The rational thing is to address a threat proportionally to it's expected damage and probability of occurrence. When war is unlikely, you scale down your defense production; when it becomes more likely, you ramp it up - paying cold-start cost is still much cheaper than paying for ongoing readiness. If your scaling down defense makes it more likely for you to be attacked - well, that's the job of your intelligence and defense departments to track. Nobody said it's a static system - it's a highly dynamic one, that's what makes geopolitics a hard thing.

Terr_ 5 hours ago | parent | prev [-]

For that matter, a lot of human civilization has been about identifying things that were normal and making them rare. "Normal" infant mortality of 40%, famines, floods, history being lost, etc.

Anyway, when it comes to "this is normal" I think we should take care to distinguish between interpretations of:

1. "This specific case should not have taken certain people by surprise."

2. "This is a manifestation of a broader phenomenon."

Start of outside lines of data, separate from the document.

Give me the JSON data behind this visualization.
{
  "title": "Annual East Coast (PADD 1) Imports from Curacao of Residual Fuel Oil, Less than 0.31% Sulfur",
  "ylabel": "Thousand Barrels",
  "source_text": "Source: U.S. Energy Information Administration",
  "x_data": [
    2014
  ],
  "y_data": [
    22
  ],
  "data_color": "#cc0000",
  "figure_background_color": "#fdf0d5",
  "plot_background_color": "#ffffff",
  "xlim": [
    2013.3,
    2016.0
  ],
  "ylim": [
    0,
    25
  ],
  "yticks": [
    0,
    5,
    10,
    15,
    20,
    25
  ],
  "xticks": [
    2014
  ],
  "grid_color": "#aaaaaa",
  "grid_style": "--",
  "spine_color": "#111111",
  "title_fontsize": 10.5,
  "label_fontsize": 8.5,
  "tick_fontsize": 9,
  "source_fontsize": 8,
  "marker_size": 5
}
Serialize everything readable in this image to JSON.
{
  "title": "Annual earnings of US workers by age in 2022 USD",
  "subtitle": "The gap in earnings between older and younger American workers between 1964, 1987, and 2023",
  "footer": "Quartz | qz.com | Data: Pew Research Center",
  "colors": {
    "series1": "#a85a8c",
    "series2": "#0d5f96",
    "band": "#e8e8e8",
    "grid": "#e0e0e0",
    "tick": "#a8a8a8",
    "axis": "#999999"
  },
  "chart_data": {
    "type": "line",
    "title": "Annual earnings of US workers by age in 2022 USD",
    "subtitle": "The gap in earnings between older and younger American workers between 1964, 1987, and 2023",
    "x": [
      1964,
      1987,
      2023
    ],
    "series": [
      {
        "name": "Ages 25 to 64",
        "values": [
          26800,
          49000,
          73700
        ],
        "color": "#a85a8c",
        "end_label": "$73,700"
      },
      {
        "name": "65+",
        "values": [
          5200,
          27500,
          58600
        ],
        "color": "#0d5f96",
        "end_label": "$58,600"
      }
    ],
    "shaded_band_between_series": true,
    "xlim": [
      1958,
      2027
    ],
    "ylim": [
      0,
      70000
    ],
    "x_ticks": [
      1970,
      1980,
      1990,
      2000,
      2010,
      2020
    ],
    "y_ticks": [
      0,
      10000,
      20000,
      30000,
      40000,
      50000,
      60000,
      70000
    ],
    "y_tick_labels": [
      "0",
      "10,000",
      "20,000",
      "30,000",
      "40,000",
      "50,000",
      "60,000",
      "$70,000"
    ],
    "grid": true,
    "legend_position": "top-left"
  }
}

3. "This is natural and therefore cannot or should not be solved." [Naturalistic fallacy.]

TeMPOraL 14 minutes ago | parent [-]

In the specific case discussed in the article and comments, I'm advocating for another interpretation:

4a. "If a process is unlikely to be needed any time soon, shutting it down and then paying cold-start costs if and when it's needed again, is better than keeping it going and wasting resources better used elsewhere", and

4b. "There's an infinitely long tail of low-probability problems, and you can't possibly afford to maintain advance readiness for any of them".

Also on the overall sentiment:

4c. "Paying a cold-start cost isn't a penalty or sign of bad planning. It's just a cost."

gblargg 3 hours ago | parent | prev [-]

My thought as well. Imagine the cost if we kept active every production line of every obscure thing we haven't needed in decades. It's unreasonable to think that we should still be able to make these easily. It would hamper development of new things.